In such conditions, the public planner may find him/herself in a curious dilemma: s/he has to supervise selective agreement/partnership-based planning, but at the same time, has to portray these processes according to the ideals of deliberative democracy. At worst, a pathological planning culture may result that recurrently misreads and misrepresents its own planning conduct.

Agonistic democracy theory

An interesting perspective to this dilemma is offered by Chantal Mouffe’s agonistic democracy theory. Mouffe’s central argument is that political activity at its core is not to be considered in terms of logic. She claims that both deliberative and liberal democracy theory err in their aim to construct an overarching logic as a foundation for legitimate political activity, be it the logic of valid argumentation or the logic of free individuals seeking to mutually adjust their interests. Both logics can be considered legitimate in their own right, but neither can be afforded a universal priority. Indeed, according to Mouffe, what remains as the essence of political activity is a never-ending struggle about how it should be understood and what principles it should follow. This is what she means by agonistic democracy: open recognition of the coexistence of different political cultures with the motivation to resolve, in a mutually respectful manner, the political conflicts that stem from them.

From this perspective, the dilemma of the Finnish – and perhaps more broadly Nordic – planning legislation is not that it reflects different ideas of democracy, but that it stems from its contradiction between its intent and letter, which makes its relationship to democracy ambiguous. This ambiguity prevents the agonistic handling of such planning conflicts that stem from different understandings of landowner rights, quality of participation and justification of planning goals.

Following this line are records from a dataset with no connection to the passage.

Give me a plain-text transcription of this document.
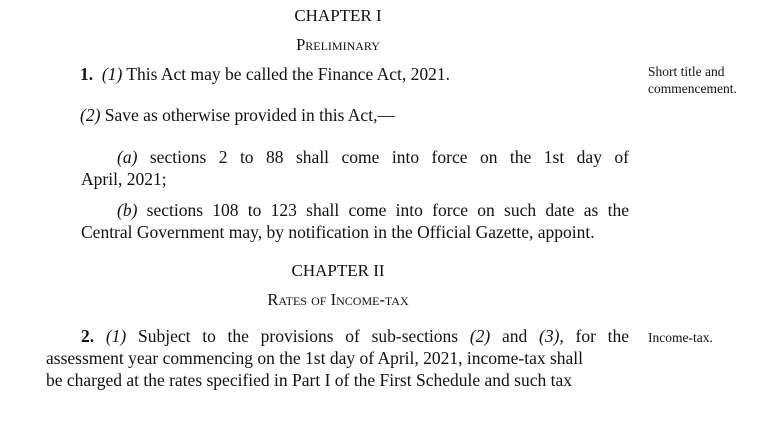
CHAPTER I
Preliminary
1. (1) This Act may be called the Finance Act, 2021.	Short title and
commencement.
(2) Save as otherwise provided in this Act,—
(a) sections 2 to 88 shall come into force on the 1st day of
April, 2021;
(b) sections 108 to 123 shall come into force on such date as the
Central Government may, by notification in the Official Gazette, appoint.
CHAPTER II
Rates of Income-tax
2. (1) Subject to the provisions of sub-sections (2) and (3), for the
assessment year commencing on the 1st day of April, 2021, income-tax shall
be charged at the rates specified in Part I of the First Schedule and such tax
Income-tax.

As the Finnish Land Use and Building Act is now being revised, more than 15 years after its enforcement, it would be worthwhile carefully re-examining its relationship to democracy. Following Mouffe’s agonistic democracy theory, the Act could be revised to make it clearer with regard to how both deliberative and liberal democracy principles are to be followed – both at the level of general objectives and at the level of detailed statutes – while encouraging agonistic political action when these partly contradictory principles generate conflicts in planning procedures. This would mean not shying away from the tension between public participation and certain landowner privileges at the level of general objectives, but indeed addressing it as a tension to be handled agonistically in the democratic processes of land-use planning.